Zijn deze bordjes ondertussen geplaatst? Zo nee, zijn ze besteld? Wanneer gaan ze geplaatst worden?

Er werd ook meegedeeld dat de gemeente nog geen ambtenaar heeft die hierover opgeleid werd? Heeft men deze nu wel? Kan die al optreden? Of moet er eerst nog een gasboetereglement komen? Wanneer voorziet men dat dat reglement er zal zijn?

 

Raadslid Mieke Claesen licht het agendapunt toe.

 

Schepen Bert Vertessen heeft intussen navraag gedaan naar het aantal bordjes dat nodig is en waar deze opgehangen moeten worden.
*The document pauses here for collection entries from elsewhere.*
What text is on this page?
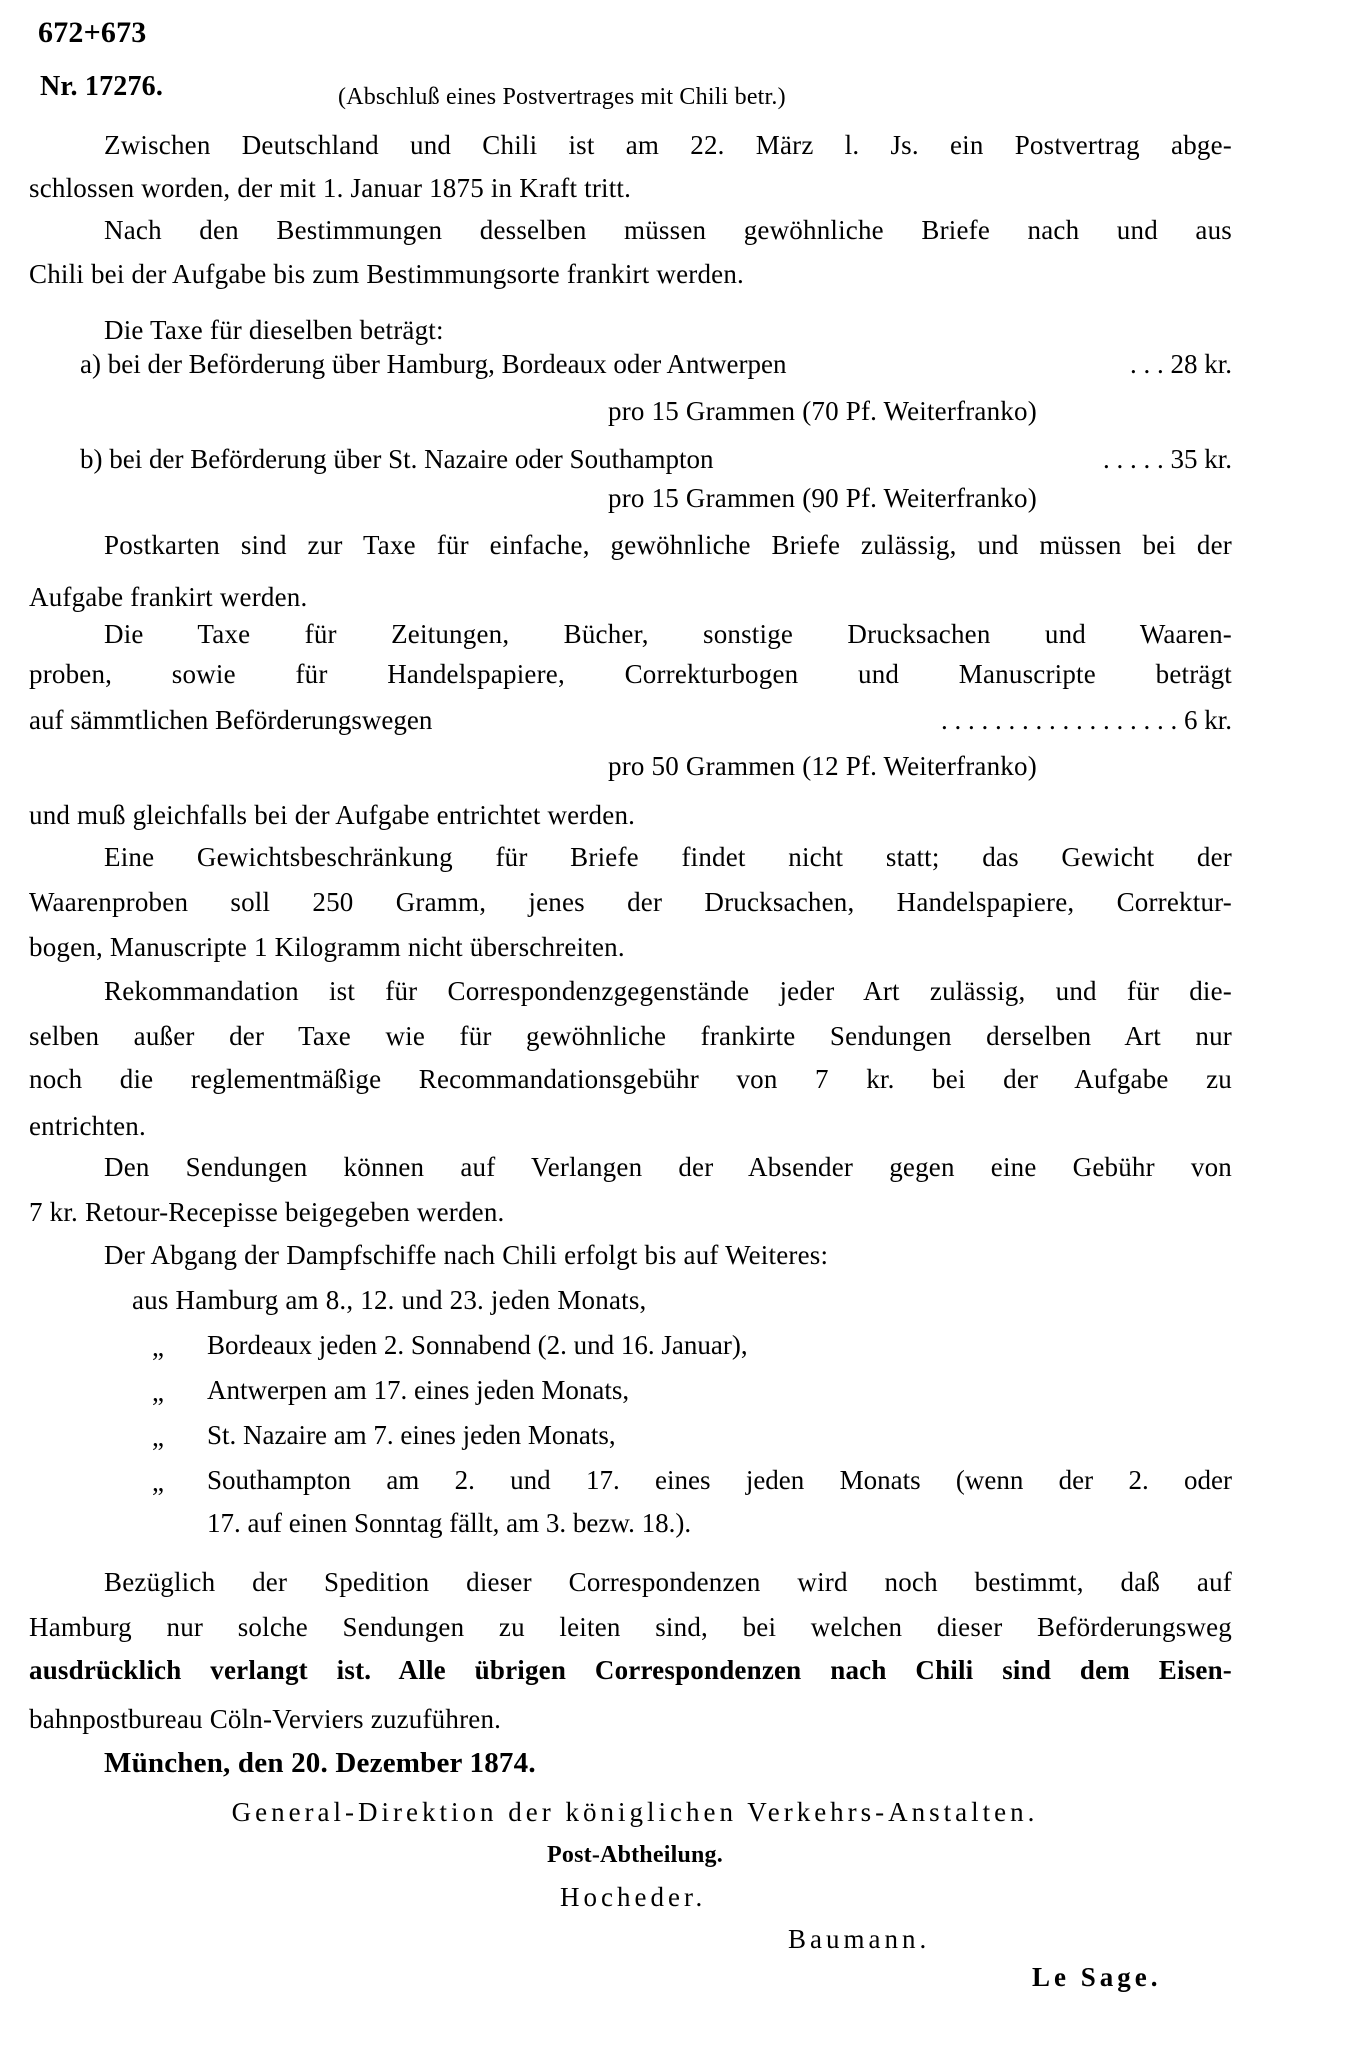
672+673
Nr. 17276.	(Abschluß eines Postvertrages mit Chili betr.)
Zwischen Deutschland und Chili ist am 22. März l. Js. ein Postvertrag abge-
schlossen worden, der mit 1. Januar 1875 in Kraft tritt.
Nach den Bestimmungen desselben müssen gewöhnliche Briefe nach und aus
Chili bei der Aufgabe bis zum Bestimmungsorte frankirt werden.
Die Taxe für dieselben beträgt:
a) bei der Beförderung über Hamburg, Bordeaux oder Antwerpen	. . . 28 kr.
pro 15 Grammen (70 Pf. Weiterfranko)
b) bei der Beförderung über St. Nazaire oder Southampton	. . . . . 35 kr.
pro 15 Grammen (90 Pf. Weiterfranko)
Postkarten sind zur Taxe für einfache, gewöhnliche Briefe zulässig, und müssen bei der
Aufgabe frankirt werden.
Die Taxe für Zeitungen, Bücher, sonstige Drucksachen und Waaren-
proben, sowie für Handelspapiere, Correkturbogen und Manuscripte beträgt
auf sämmtlichen Beförderungswegen	. . . . . . . . . . . . . . . . . . 6 kr.
pro 50 Grammen (12 Pf. Weiterfranko)
und muß gleichfalls bei der Aufgabe entrichtet werden.
Eine Gewichtsbeschränkung für Briefe findet nicht statt; das Gewicht der
Waarenproben soll 250 Gramm, jenes der Drucksachen, Handelspapiere, Correktur-
bogen, Manuscripte 1 Kilogramm nicht überschreiten.
Rekommandation ist für Correspondenzgegenstände jeder Art zulässig, und für die-
selben außer der Taxe wie für gewöhnliche frankirte Sendungen derselben Art nur
noch die reglementmäßige Recommandationsgebühr von 7 kr. bei der Aufgabe zu
entrichten.
Den Sendungen können auf Verlangen der Absender gegen eine Gebühr von
7 kr. Retour-Recepisse beigegeben werden.
Der Abgang der Dampfschiffe nach Chili erfolgt bis auf Weiteres:
aus Hamburg am 8., 12. und 23. jeden Monats,
„ Bordeaux jeden 2. Sonnabend (2. und 16. Januar),
„ Antwerpen am 17. eines jeden Monats,
„ St. Nazaire am 7. eines jeden Monats,
„ Southampton am 2. und 17. eines jeden Monats (wenn der 2. oder
17. auf einen Sonntag fällt, am 3. bezw. 18.).
Bezüglich der Spedition dieser Correspondenzen wird noch bestimmt, daß auf
Hamburg nur solche Sendungen zu leiten sind, bei welchen dieser Beförderungsweg
ausdrücklich verlangt ist. Alle übrigen Correspondenzen nach Chili sind dem Eisen-
bahnpostbureau Cöln-Verviers zuzuführen.
München, den 20. Dezember 1874.
General-Direktion der königlichen Verkehrs-Anstalten.
Post-Abtheilung.
Hocheder.
Baumann.
Le Sage.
Bij dit onderzoek bleek dat mobiele borden in de zone waar de camera geplaatst wordt volstaan. Het is dus enkel nodig om de zone waar de camera staat specifiek aan te duiden.

 

De schepen vertelt dat de camera lange tijd aan het containerpark gestaan heeft om controle te doen op diefstallen en dat met succes overigens. De inbraken zijn gestopt. Nu hangt de camera achter het gemeentehuis in een poging om een hardnekkige sluikstorter te betrappen en in de komende weken zal hij verhuizen naar het Binnenhof om daar een probleem aan te pakken. Momenteel is er 1 medewerker beschikbaar om de camera te plaatsen en te bedienen. De andere 2 personeelsleden die opgeleid werden, zijn intussen niet meer in dienst van de gemeente Hoeselt. Binnenkort worden er opnieuw bijkomende medewerkers opgeleid.

 

Schepen Bert Vertessen benadrukt dat het probleem echter nog steeds ligt bij de opvolging van de overtredingen door het parket. Hij hoopt eind februari een uniform GAS-reglement voor de politiezone Bilzen-Hoeselt-Riemst voor te leggen aan de gemeenteraad. Dit is momenteel in bespreking met de stad Bilzen en de gemeente Riemst en omvat ook stevige boetes voor sluikstorten.

 

Raadslid Jasper Goffin vraagt of het effect van een mobiele camera niet verloren gaat als je deze aankondigt met mobiele bordjes.

 

Schepen Bert Vertessen verduidelijkt dat dat niet het geval is. Het is enkel nodig de zone waar de camera staat af te bakenen en niet de exacte locatie. Het is voldoende om de bordjes een eind verderop te zetten.